The company also markets an organic bacon line but its growth, Lane says, is limited by supply. And its naturally cured product claim is no longer a novelty as the practice of using ingredients such as celery powder to provide a cleaner label is widely used. Nowadays, says Lane, uncured bacon is no longer a trend. The company receives skinned and square-cut bellies each day, which also isn’t unlike many other bacon processors, but Pederson’s process is unique.
“We don’t inject our bellies. We vacuum-tumble everything,” which is a four to five hour part of the curing process, followed by four to five hours in one of three smokehouses using natural wood. After curing and smoking, bellies are chilled for about 24 hours before they are pressed, using a single, Hoegger bacon press, the company recently purchased. To keep up with the growing demand, Pederson’s also recently invested in a high-speed slicer, manufactured by Thurne. The equipment is designed for more production as well as other growth opportunities, says Lane.
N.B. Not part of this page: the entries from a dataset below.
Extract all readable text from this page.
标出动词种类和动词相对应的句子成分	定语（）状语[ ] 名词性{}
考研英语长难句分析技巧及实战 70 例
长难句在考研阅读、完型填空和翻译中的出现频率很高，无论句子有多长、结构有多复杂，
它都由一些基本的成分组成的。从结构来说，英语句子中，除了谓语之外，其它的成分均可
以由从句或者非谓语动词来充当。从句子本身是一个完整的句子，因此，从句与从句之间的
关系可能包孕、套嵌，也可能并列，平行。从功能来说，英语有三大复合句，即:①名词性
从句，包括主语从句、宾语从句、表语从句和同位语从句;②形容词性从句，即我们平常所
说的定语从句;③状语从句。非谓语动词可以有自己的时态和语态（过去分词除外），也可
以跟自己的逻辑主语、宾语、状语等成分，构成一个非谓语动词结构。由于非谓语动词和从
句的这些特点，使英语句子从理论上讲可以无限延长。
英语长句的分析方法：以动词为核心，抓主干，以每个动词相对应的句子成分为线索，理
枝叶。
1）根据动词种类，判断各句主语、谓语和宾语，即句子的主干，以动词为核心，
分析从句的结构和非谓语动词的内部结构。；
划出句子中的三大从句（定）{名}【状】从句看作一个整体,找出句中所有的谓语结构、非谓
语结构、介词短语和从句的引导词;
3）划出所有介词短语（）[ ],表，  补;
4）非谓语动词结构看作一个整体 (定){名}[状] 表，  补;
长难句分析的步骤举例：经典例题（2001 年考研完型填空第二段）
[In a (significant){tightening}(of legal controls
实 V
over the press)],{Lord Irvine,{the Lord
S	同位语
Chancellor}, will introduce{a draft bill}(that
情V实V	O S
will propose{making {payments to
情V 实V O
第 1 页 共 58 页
“We’re still not utilizing the machine to its full capabilities,” he says of the slicer, as far as its ability to grade product using using a visioning system. This technology will pay dividends as the company looks to offer higher-graded products at a premium to its high-end retail customers. “This will provide us options from within the existing product line up and we are excited about that,” he says.
The technology Pederson’s has invested in over the past couple of years has allowed it to increase productivity without increasing labor. Unlike before, a production shift can simultaneously run product for the bulk-foodservice customers while also running retail products.
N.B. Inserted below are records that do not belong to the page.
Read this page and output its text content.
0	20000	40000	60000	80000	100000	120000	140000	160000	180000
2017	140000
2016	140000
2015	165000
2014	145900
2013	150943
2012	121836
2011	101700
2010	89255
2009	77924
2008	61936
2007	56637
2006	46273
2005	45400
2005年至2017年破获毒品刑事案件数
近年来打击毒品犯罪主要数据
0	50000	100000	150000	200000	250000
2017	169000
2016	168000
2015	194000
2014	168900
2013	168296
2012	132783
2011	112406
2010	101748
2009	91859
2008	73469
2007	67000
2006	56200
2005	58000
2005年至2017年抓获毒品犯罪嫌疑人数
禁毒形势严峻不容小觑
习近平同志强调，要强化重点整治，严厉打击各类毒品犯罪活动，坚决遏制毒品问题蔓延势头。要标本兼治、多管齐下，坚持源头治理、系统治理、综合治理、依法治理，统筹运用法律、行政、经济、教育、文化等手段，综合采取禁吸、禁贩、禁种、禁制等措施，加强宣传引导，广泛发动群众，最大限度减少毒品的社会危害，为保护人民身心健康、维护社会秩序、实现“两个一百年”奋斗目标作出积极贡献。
For the occasional shifts when the non- traditional products are processed, the same production steps are followed except for the step of utilizing a bowl cutter to chop and season the products that will then be stuffed as part of the pressed and formed process.
For years, Applewood-smoked bacon has been the company’s biggest seller, but Pederson’s also offers hickory and cherry wood lines of products in addition to a peppered flavor profile and all are available in a variety of thicknesses. More recent innovations have included honey enhanced bacon, jalapeño flavored, barbecue and the no-sugar line.
Some products are comprised of different cuts of pressed and formed pork, including that made from pork butts, Canadian bacon. “We always have to be trying something,” Lane says.
Non-traditional pork bacon makes up a fragment of the company’s production run during a given day, with most of it able to be produced for the week in the span of a half-day’s production run.
As the company grows, one of the looming opportunities is in the precooked bacon space. “That’s in the works,” Lane says.